One such tragedy was the Parkland school shooting in South Florida on February 14, 2018. The community was horrified at the loss of 17 innocent lives. The shooter pled guilty and was sentenced to life in prison without parole in November 2022. However, those impacted by this act of senseless violence are still reeling from the sudden loss of loved ones five years later.
Miami Empowering Youth
Youth For Christ’s (YFC, www.yfc.net) Miami chapter has been invested in the Miami area schools since 1948. Miami Youth for Christ works together with other like-minded partners to help young people make good choices. Following that, they establish a solid foundation for life and positively impact the world around them. Miami YFC is committed to empowering the children, youth, and families in the community. This is done by providing faith-based services that enhance their emotional, spiritual, physical, and educational well-being through educational and outreach programs.
The Miami YFC Executive Director is Tia Diaz-Balart.
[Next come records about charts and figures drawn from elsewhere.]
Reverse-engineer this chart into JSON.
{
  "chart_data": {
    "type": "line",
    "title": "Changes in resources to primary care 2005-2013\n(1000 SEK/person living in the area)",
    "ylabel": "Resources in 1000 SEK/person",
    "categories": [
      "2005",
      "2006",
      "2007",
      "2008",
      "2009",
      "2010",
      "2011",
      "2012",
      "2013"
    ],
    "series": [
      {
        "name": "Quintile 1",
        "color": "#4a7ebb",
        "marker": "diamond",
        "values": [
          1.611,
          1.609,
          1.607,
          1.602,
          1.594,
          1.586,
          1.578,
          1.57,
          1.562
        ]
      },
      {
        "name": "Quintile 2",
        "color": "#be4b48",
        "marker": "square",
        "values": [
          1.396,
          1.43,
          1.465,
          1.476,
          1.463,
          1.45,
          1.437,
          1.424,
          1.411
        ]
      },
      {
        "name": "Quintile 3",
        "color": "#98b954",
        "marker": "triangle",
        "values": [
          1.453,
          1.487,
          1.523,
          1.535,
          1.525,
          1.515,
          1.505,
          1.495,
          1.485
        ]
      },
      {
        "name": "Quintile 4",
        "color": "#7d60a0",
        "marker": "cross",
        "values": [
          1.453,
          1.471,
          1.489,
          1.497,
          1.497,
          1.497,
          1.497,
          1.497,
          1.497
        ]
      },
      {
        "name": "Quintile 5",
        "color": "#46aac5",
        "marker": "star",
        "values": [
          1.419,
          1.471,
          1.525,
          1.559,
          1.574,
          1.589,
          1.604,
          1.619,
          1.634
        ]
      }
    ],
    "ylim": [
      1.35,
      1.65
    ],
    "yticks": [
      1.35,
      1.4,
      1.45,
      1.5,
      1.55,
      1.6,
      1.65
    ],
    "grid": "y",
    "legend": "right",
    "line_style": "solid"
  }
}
When it comes to gun violence in the community, Diaz-Balart and the rest of the staff and volunteers work to create a safe space for youth struggling within a community where violence is commonplace.
Safe Area for Youth
“After the Parkland shooting, our whole community was heartbroken,” said Diaz-Balart. “We at YFC began to wonder what might have happened if the troubled teens who commit these tragic acts had people in their lives who would love on them and care for them the way YFC does. It really created this urgency to reach youth everywhere with the love of Christ before it’s too late.
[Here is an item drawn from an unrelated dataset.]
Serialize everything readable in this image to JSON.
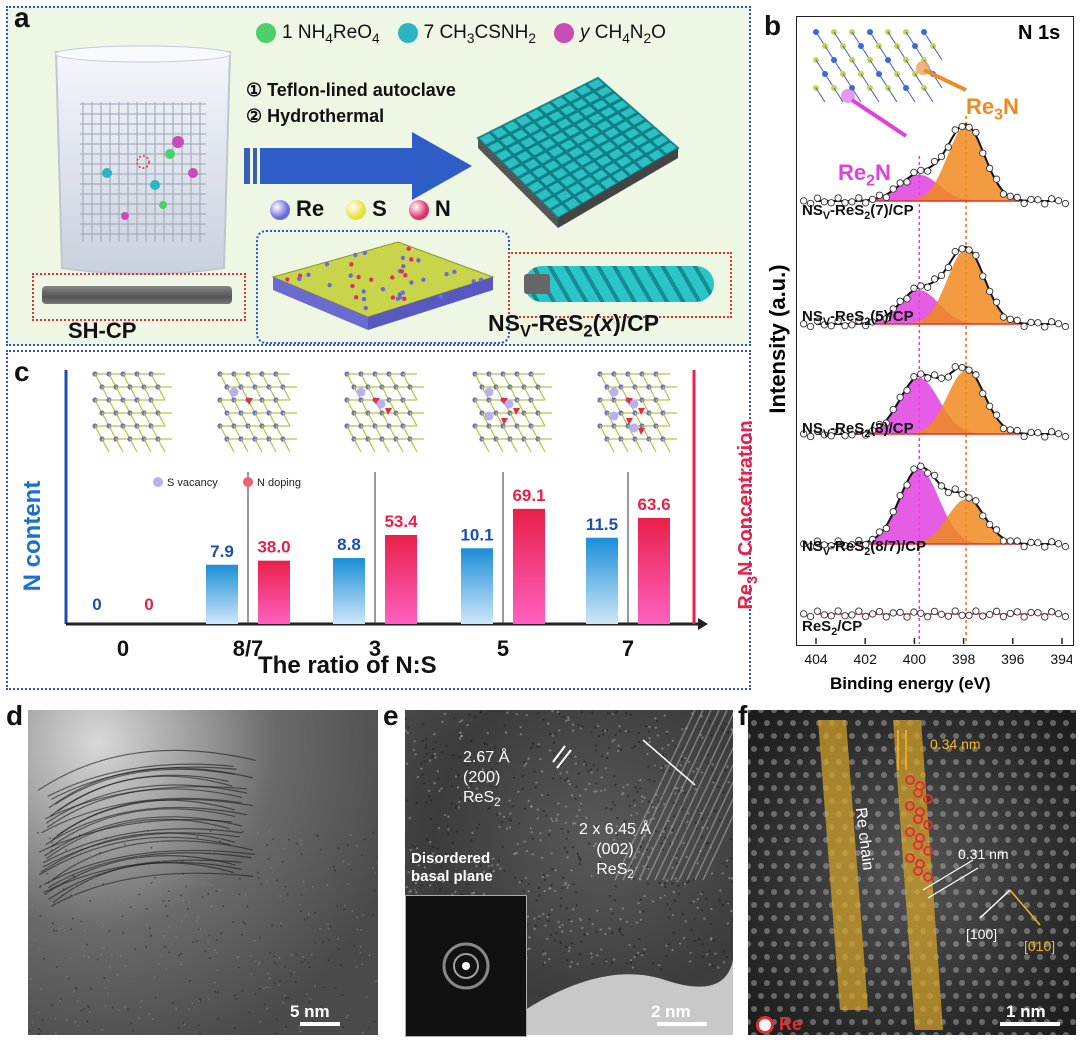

“Unfortunately, gun violence still happens in this area. Recently, one of the students in our juvenile justice ministry had his home shot at in a drive-by shooting. Thankfully, he and his mother are safe. YFC had the resources from the community to ensure their safety. This included providing them with alternative shelter and helping expedite his legal proceedings to transfer him to a safer area.”
Hip-Hop Bringing Hope
In the face of such turmoil, Miami YFC has many unique resources to foster a safe community for teens in the area. Catalyst Hip-Hop, part of YFC’s City Life ministry, provides a safe and positive venue for youth involved in the Hip-Hop culture to break dance, create positive graphic art, DJ and emcee. This is done while connecting to the positive message of Jesus Christ. Catalyst Director David Arnaezhas witnessed firsthand the influence a comforting, positive outreach can have in the lives of troubled youth.
Asking For Help
“Recently, we had a 12-year-old boy join Catalyst who seemed very confident and sure of himself,” said Arnaez. “There was nothing out of the ordinary about him and he seemed to fit in well with the other kids. After almost three weeks in our community, he reached out to a girl in our group. He sent her a video of what looked like someone committing suicide with a gun. The girl immediately told her father, who told her to cut off communication with the boy. When she told our team later, she also mentioned to us that the boy bragged to her in school about having a gun at home. We immediately contacted the school and law enforcement, and they investigated the issue. It turns out that while there was no gun in the home, his uncle was kidnapped and held at gunpoint just a few years prior. He was in intense therapy to get over the incident.”
“These situations are incredibly serious. While the schools and families are doing everything they can, these kids enmeshed in gun culture here need more,” said Diaz-Balart. “They need someone to confide in who they know has their best interests at heart. Having a safe, loving, nurturing, caring environment where they know that they’re heard and can trust the leaders with important and sensitive information is vital for the safety of the community — and can even save lives.”